Behind Jason Street and family board games is a truth articulated by social theorist Georg Simmel in his foundational text, Sociology. The central thought of Sociology is that social life occurs in various “forms of interaction,” such as exchange, hierarchy, sociability or conflict. Cooperation is one of the most demanding forms of social interaction. It requires the suppression of the individual personality to the needs of the group. While cooperation can bind, it can therefore also divide.

Conflict too has this dual quality. Think of somebody you are fighting with: you care about that person, and are probably as bound to them as anybody else in the world. Conflict pushes us apart but it is also a way of being together. Conflict is one of the primordial forces spinning the invisible threads out of which that supra-individual phenomenon we call “society” is made.

When we compete, Simmel observed, we relate indirectly. In a competition, we both strive with all our abilities to achieve some third thing. It could be for customers, the championship or a romantic partner. Social competitions are for other people: for laughs at a party or the admiration of your teacher. If you want to win, you learn a lot about your competitor, but also your targets: your customers, your friends, your teachers. While a lot of energy might get wasted in the process, better jokes and better papers are the result, finely tuned to the sensibilities of the guests or teachers. This is not so much a Hobbesian conflict of all against all, but rather a competition of all for all. Hence Simmel’s insistence that competition is not necessarily hyper-individualistic but involves a supra-individual component.

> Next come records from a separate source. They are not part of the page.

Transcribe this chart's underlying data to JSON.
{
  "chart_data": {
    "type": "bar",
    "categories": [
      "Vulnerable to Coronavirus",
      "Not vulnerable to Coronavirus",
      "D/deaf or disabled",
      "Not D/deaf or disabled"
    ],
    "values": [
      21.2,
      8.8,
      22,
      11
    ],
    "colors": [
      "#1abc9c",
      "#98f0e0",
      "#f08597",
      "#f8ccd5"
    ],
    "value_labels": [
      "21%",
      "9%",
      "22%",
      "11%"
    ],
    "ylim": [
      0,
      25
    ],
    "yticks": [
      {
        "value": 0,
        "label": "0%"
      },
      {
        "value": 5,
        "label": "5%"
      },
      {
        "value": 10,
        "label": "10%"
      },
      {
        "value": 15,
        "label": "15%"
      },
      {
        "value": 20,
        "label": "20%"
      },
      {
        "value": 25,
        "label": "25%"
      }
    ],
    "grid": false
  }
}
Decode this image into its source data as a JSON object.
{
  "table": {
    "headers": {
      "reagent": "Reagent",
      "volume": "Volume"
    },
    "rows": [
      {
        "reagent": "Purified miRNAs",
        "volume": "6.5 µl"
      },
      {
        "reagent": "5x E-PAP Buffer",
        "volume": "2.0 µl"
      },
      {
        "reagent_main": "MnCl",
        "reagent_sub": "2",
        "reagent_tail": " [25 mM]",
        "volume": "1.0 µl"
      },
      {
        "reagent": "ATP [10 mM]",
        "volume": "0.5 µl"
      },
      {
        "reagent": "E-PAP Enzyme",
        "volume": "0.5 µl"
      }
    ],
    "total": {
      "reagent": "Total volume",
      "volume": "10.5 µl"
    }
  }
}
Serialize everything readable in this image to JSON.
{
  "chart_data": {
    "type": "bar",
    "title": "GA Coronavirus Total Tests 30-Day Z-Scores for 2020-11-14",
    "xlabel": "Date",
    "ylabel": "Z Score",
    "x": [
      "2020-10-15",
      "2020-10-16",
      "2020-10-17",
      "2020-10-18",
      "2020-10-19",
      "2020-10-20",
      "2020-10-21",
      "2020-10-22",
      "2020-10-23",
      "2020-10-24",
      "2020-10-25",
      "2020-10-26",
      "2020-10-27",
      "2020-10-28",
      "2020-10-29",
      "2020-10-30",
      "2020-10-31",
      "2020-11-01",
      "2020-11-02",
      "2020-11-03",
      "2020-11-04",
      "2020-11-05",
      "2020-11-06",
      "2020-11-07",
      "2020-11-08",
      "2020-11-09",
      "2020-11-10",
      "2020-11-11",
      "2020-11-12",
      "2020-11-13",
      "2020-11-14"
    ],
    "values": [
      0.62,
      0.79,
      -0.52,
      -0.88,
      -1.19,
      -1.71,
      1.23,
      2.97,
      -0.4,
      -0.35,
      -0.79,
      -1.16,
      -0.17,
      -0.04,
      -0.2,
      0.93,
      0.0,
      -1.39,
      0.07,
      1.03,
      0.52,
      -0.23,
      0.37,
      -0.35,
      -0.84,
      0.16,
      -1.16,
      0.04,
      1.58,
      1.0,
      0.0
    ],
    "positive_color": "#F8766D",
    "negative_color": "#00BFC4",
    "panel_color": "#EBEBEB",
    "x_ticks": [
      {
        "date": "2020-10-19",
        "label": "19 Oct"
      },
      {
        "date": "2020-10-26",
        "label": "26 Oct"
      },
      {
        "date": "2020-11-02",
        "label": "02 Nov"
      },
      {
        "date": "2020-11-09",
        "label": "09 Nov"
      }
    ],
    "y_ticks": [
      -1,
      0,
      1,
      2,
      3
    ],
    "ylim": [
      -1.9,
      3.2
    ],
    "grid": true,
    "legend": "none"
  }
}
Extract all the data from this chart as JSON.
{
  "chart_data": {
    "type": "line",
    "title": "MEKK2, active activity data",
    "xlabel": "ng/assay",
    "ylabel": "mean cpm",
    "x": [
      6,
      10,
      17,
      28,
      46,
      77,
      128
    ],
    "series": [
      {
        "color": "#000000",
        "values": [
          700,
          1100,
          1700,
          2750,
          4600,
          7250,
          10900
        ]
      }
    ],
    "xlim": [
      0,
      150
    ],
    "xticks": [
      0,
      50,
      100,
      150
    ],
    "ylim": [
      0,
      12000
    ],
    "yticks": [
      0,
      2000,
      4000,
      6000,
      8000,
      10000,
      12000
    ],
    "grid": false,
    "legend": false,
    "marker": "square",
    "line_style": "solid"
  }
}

This is not at all to say that competition is the only way to form associations, or is always positive. Simmel goes on to outline social forms in which competition is corrosive or impossible. The former includes competition among children for the affection of parents; the latter includes religions where the Kingdom of Heaven is potentially open to all. Here there can be rivalry but no competition.

The deeper point, however, is about the nature of social integration. Strong social bonds do not just weather competition. They find in it one of the greatest techniques for fusing what could seem to be incompatible goals: the cultivation of individuality and the objective needs of the group. The special social alchemy of competition is to make these one and the same.